Does Jennifer Lawrence have it right about fat shaming?

What’s so great about Jennifer Lawrence? Everything, duh. This week, we saw the Oscar winner as her usual unvarnished, unrehearsed self in a sit-down for ABC’s “Barbara Walters Presents: The 10 Most Fascinating People of 2013.” Because Walters’ modus operandi seems to be trying to make celebrities cry or scream, the topic of weight had to be addressed. Guess what? J-Law had some opinions. 

“Why is humiliating people funny?” she wondered. “And I get it, I do it too. We all do it.”

“I think when it comes to media, the media needs to take responsibility for the effect it has on our younger generation on these girls that are watching these television shows and picking up how to talk and how to be cool,” she said. 

“So all of a sudden being funny is making fun of the girl that’s wearing an ugly dress. And the word fat! I just think it should be illegal to call somebody fat on TV. I mean, if we’re regulating cigarettes and sex and cuss words because of the effect it has on our younger generation, why aren’t we regulating things like calling people fat?”

She has a point. And, being the off-the-cuff kind of gal she is, I don’t think she wanted (or needed) to ponder the many complexities of the issue, especially not with Barbara Walters. But I hope that next time she brings up the topic (and she has repeatedly, to Elle and, most memorably, Harper’s Bazaar UK, in which she recounts being told she would be fired from a part for being too fat — and this is after winning an Oscar) she maybe addresses the big, knotty monster fat shaming really is. Blaming the media (or even just Joan Rivers) is fine, but it’s easy.
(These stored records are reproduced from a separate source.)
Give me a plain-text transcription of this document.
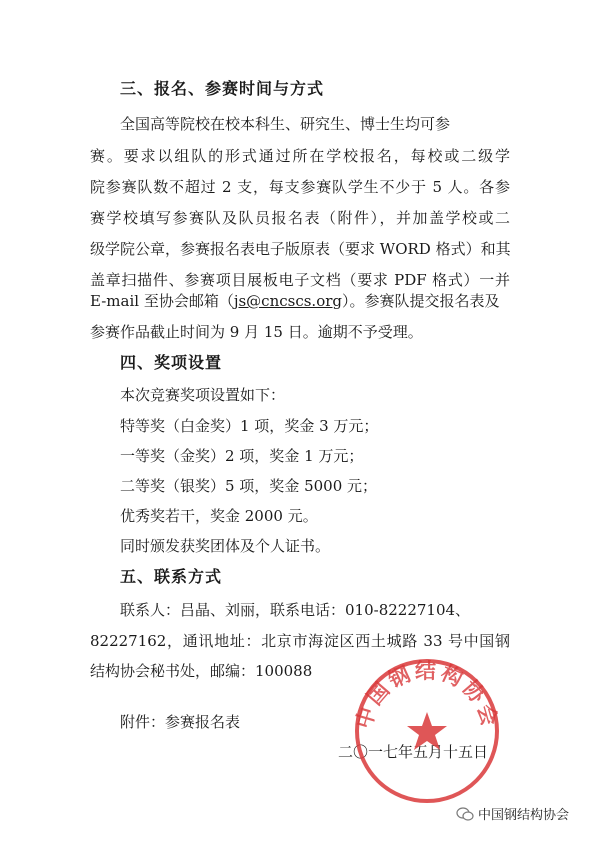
三、报名、参赛时间与方式
全国高等院校在校本科生、研究生、博士生均可参
赛。要求以组队的形式通过所在学校报名，每校或二级学
院参赛队数不超过 2 支，每支参赛队学生不少于 5 人。各参
赛学校填写参赛队及队员报名表（附件），并加盖学校或二
级学院公章，参赛报名表电子版原表（要求 WORD 格式）和其
盖章扫描件、参赛项目展板电子文档（要求 PDF 格式）一并
E-mail 至协会邮箱（js@cncscs.org）。参赛队提交报名表及
参赛作品截止时间为 9 月 15 日。逾期不予受理。
四、奖项设置
本次竞赛奖项设置如下：
特等奖（白金奖）1 项，奖金 3 万元；
一等奖（金奖）2 项，奖金 1 万元；
二等奖（银奖）5 项，奖金 5000 元；
优秀奖若干，奖金 2000 元。
同时颁发获奖团体及个人证书。
五、联系方式
联系人：吕晶、刘丽，联系电话：010-82227104、
82227162，通讯地址：北京市海淀区西土城路 33 号中国钢
结构协会秘书处，邮编：100088
附件：参赛报名表
二〇一七年五月十五日
中国钢结构协会
中国钢结构协会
While Lawrence has the world captivated, she might as well poke the bear.

I’m sure Lawrence is mostly talking about all the supermarket tabloids features on, say, bad bikini butts (usually run opposite reckless diet plans), but here’s the catch: fat shaming sells. The media wouldn’t do it if it didn’t. This can become a chicken and the egg debate pretty quickly, but as complicit as the media is in fat shaming, it’s not doing it in a vacuum. 
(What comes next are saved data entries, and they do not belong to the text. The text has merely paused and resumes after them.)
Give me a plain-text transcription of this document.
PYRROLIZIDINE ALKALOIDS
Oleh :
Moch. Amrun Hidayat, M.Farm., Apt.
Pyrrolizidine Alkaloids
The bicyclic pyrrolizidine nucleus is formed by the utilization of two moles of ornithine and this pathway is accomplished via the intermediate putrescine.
Can we point a finger at fashion? Yes and no. Most designers would love nothing more than to just make size 0 clothing, but, as any fan of “Project Runway” knows, it’s easier to design an outfit for a human clothes hanger than a curvy figure. Television and the movies have long leaned toward casting lollipop heads (women whose heads bobble on top of unnaturally thin bodies), and the whole “the camera adds ten pounds” line hasn’t helped matters, either. 

When Kirstie Alley came out with a series called “Fat Actress” in 2005, it was a shock that she was leading with a perceived flaw (too bad the series wasn’t funny enough to live up to the in-your-face title). It’s not as if we haven’t seen large-sized actors and actresses through the years. As much ballyho as there is about Melissa McCarthy and Rebel Wilson, before them was Roseanne (and a then-larger John Goodman); before Billy Gardell, we had Kevin James — there are always a few people in the mix, going right back to silent movies (Oliver Hardy, W.C. Fields, the list goes on). Every few years someone in the media picks up on a “trend” in actors and actresses reflecting “real” people, but the overall look of the people we see on screens doesn’t ever change all that much. 
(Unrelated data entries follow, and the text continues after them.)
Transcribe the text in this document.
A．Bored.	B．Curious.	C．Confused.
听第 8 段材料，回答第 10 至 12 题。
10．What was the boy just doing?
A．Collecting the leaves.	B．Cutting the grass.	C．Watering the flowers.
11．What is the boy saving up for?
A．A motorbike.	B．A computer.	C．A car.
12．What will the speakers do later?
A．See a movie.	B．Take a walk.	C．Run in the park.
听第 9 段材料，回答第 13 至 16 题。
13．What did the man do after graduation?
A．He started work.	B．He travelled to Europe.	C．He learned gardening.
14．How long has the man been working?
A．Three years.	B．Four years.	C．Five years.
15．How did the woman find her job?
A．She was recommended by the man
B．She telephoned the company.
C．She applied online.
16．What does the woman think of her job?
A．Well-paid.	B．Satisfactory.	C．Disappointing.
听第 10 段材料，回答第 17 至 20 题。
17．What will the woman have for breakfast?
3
But Lawrence may have, in her offhand way, gotten to the root of the problem. “I get it, I do it too,” she said of fat shaming. “We all do it.” So, yes, they’re all to blame — the media, the fashion industry, Hollywood. Shame on them all, sure. Changes can and should be made. But aren’t they just a reflection? Aren’t we all at least a little to blame (as Lawrence implied) in this nasty, shameful habit, the last so-called “acceptable” realm of bias? Given that the size of the average American increases on an almost yearly basis, maybe it’s misplaced self-loathing — judging those in the public eye is easier and, yes, safer. 

The idea that anyone would tell Jennifer Lawrence to lose weight is deplorable — but how many people say exactly that to their own teenage daughters or students or friends? Fat shaming is a many-headed hydra not easily changed, and even telling Joan Rivers to shut it won’t make much of a difference, even if she listened. 

Who do you think is truly to blame for fat shaming?